As part of the war on waste plastic, it will open a ‘naked’ store, where nothing at all is sold in any kind of packaging, on Market Street in Manchester today.
It is part of the retailer’s campaign against plastic, particularly single-use plastic which – as the Daily Mail has highlighted in its Turn The Tide On Plastic campaign – is clogging up waterways and destroying wildlife habitats.
Lush co-founder Mark Constantine said: ‘For too long we have had to suffer excessive amounts of packaging. The financial and environmental costs are obvious.’
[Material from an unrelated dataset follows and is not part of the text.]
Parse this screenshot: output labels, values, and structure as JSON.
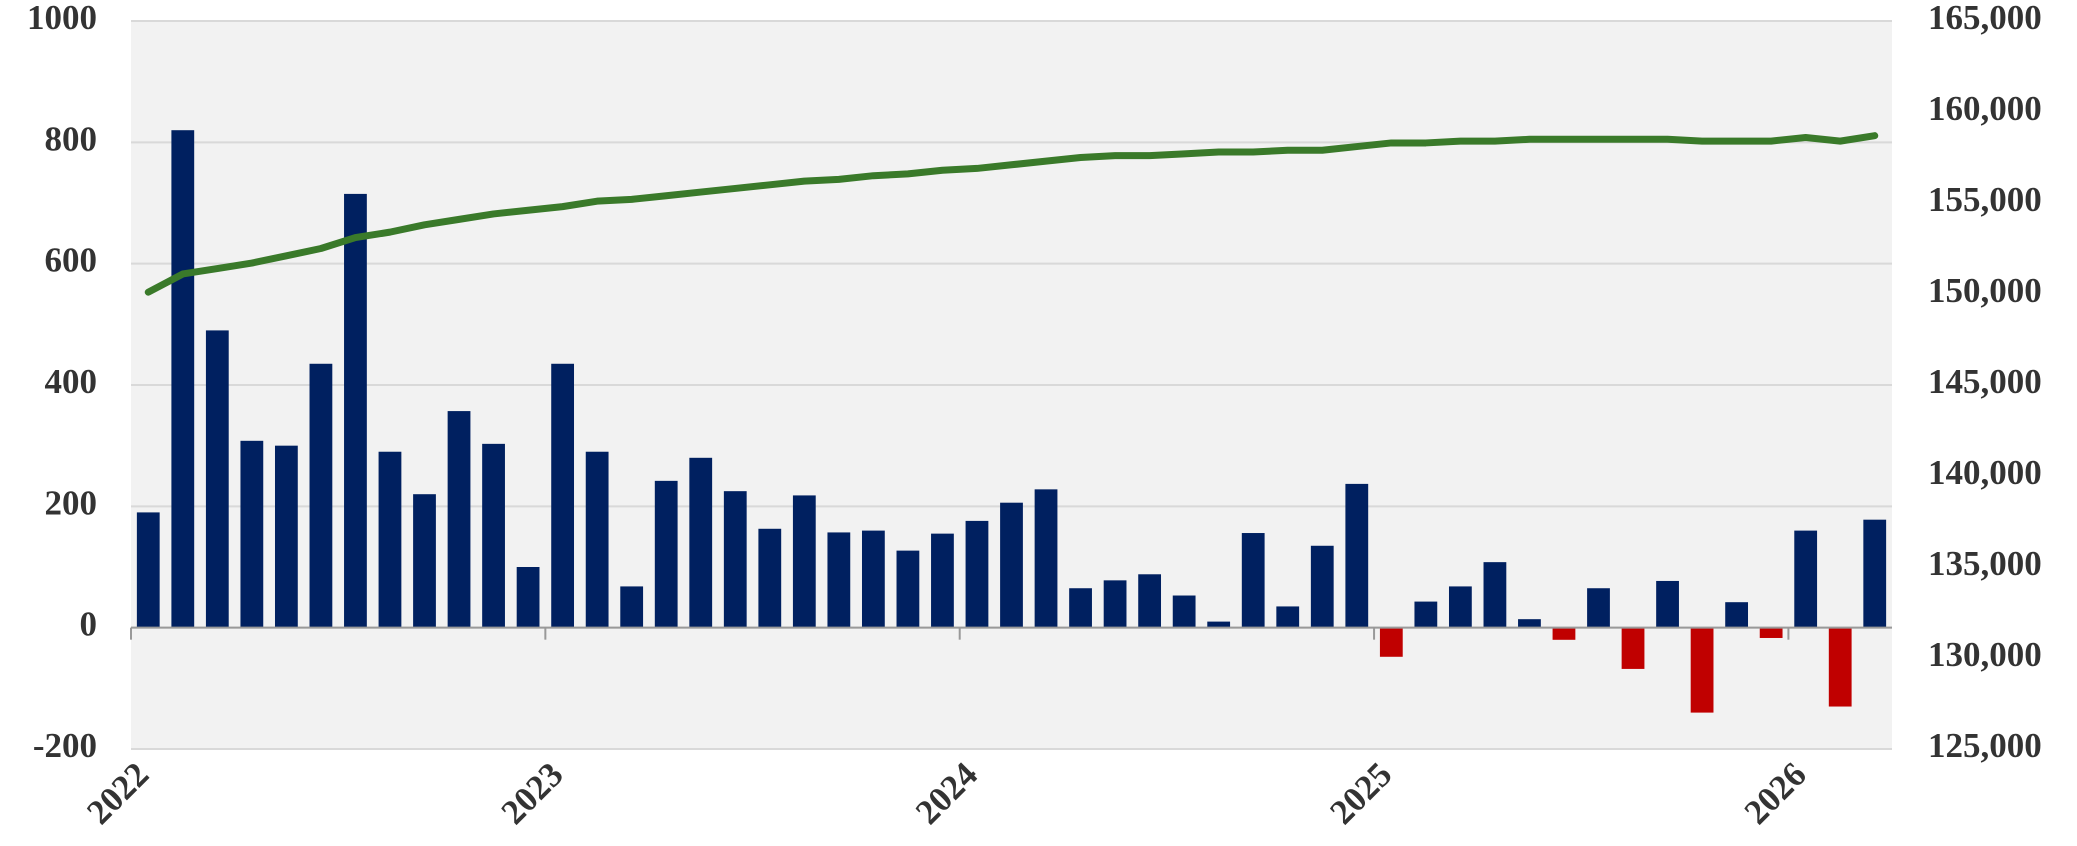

Turning gels and liquids into solids is the secret to selling the toiletries without plastic. The result is an array of rainbow-hued cosmetics that look like bars of soap but are anything from solid shampoo and conditioner to face serums. Lush says one shampoo bar lasts for around 100 uses. Product inventor Alessandro Commisso said: ‘We have taken the ingredients of our shower gels, for example, and turned them into solid bars by removing the water and adding stearate, a fine white powder which thickens and hardens liquids.’
Solid products need to be activated in different ways from traditional toiletries. Mr Commisso said: ‘For instance, massage bars, facial balms and cleansers work with body heat. Other products need to be activated with water, like our shampoo bars. As soon as you rub them into wet hair, they’ll foam up like bottled shampoo.’ To make up for the lack of packaging, all the label information for each product is stored on a free app, called Lush Labs.
Shoppers can use their own containers to take purchases home, or the shop provides paper bags, metal soap boxes or trays made from recycled coffee pots.